İtirazın iptali davalarında davacı yararına icra inkar tazminatına hükmedilebilmesi için borçlunun itirazında haksız olması ve alacağın likit olması şarttır.— Dosyaya konu alacağın cari hesap ilişkisi/faturaya dayanması sebebiyle alacağın likit ve davalının haksız olduğu anlaşıldığından, hükmedilen asıl alacak miktarı (Yargıtay — üzerinden davacı lehine icra inkar tazminatına hükmedilmiş, aşağıdaki şekilde hüküm kurulmuştur.
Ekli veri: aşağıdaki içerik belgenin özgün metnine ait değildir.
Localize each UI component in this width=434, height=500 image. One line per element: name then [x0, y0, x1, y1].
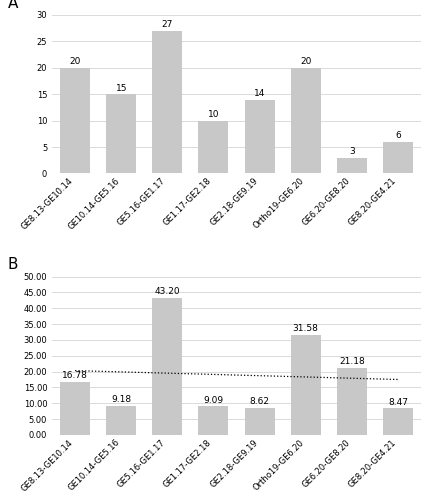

HÜKÜM: Gerekçesi yukarıda açıklandığı üzere;
1-Davanın KISMEN KABULÜNE,
-Davalının İstanbul Anadolu —- esas sayılı takip dosyasına yapmış olduğu İTİRAZIN KISMEN İPTALİ ile, takibin 149,243,98 -TL asıl alacak ve takip tarihinden itibaren işleyecek yasal faizi üzerinden DEVAMINA, davacının takip tarihine kadar fazlaca talep edilmiş işlemiş faiz (1.305,88 TL) talebinin reddine,
2-Hükmedilen asıl alacağın %20’si oranında ( 149,243,98 x %20 = 29.848,79 TL) icra inkar tazminatının davalıdan alınarak davacıya verilmesine,
3-Karar harcı 10.194,86-TL ‘den davacı tarafça peşin olarak yatırılan 1.818,27-TL harcın mahsubu ile bakiye 8.376,59-TL harcın davalı taraftan tahsili ile hazine adına irad kaydına,
4-Davacı tarafça yatırılan 1.818,27-TL peşin harcın davalıdan alınarak davacıya verilmesine,
5-Davacı tarafından tarafından yapılan 35,90-TL başvuru harcı, 5,20-TL vekalet harcı, 274,90-TL tebligat ve müzekkere gideri, 1.700,00-TL bilirkişi ücreti olmak üzere toplam 2.016,00-TL yargılama giderinin haklılık oranına göre 1.998,51-TL sinin davalı taraftan tahsili ile davacı tarafa ödenmesine, kalan tutarın davacı üzerinde bırakılmasına,
6-Davalı tarafından yapılan yargılama gideri bulunmadığından bu hususta karar verilmesine yer ve gerek olmadığına,
7-Davacı taraf kendisini vekille temsil ettirdiğinden karar tarihinde geçerli——13 maddesine göre belirlenen 18.125,24-TL nispi vekalet ücretinin davalıdan alınarak davacıya verilmesine,
8-Davalı taraf kendisini vekille temsil ettirdiğinden karar tarihinde geçerli —- 13/2 maddesine göre belirlenen 1.305,88 TL nispi vekalet ücretinin davacıdan alınarak davalıya verilmesine,
9-Taraflarca dosyaya yatırılan ve sarf edilmeyen gider avansının karar kesinleştiğinde Hukuk Muhakemeleri Kanununun 333.maddesi uyarınca ilgili tarafa iadesine,
Dair, davacı vekilinin yüzüne karşı kararın tebliğinden itibaren 2 haftalık yasal süre içerisinde İstanbul Bölge Adliye Mahkemesine istinaf yolu açık olmak üzere verilen karar açıkça okunup, usulen anlatıldı.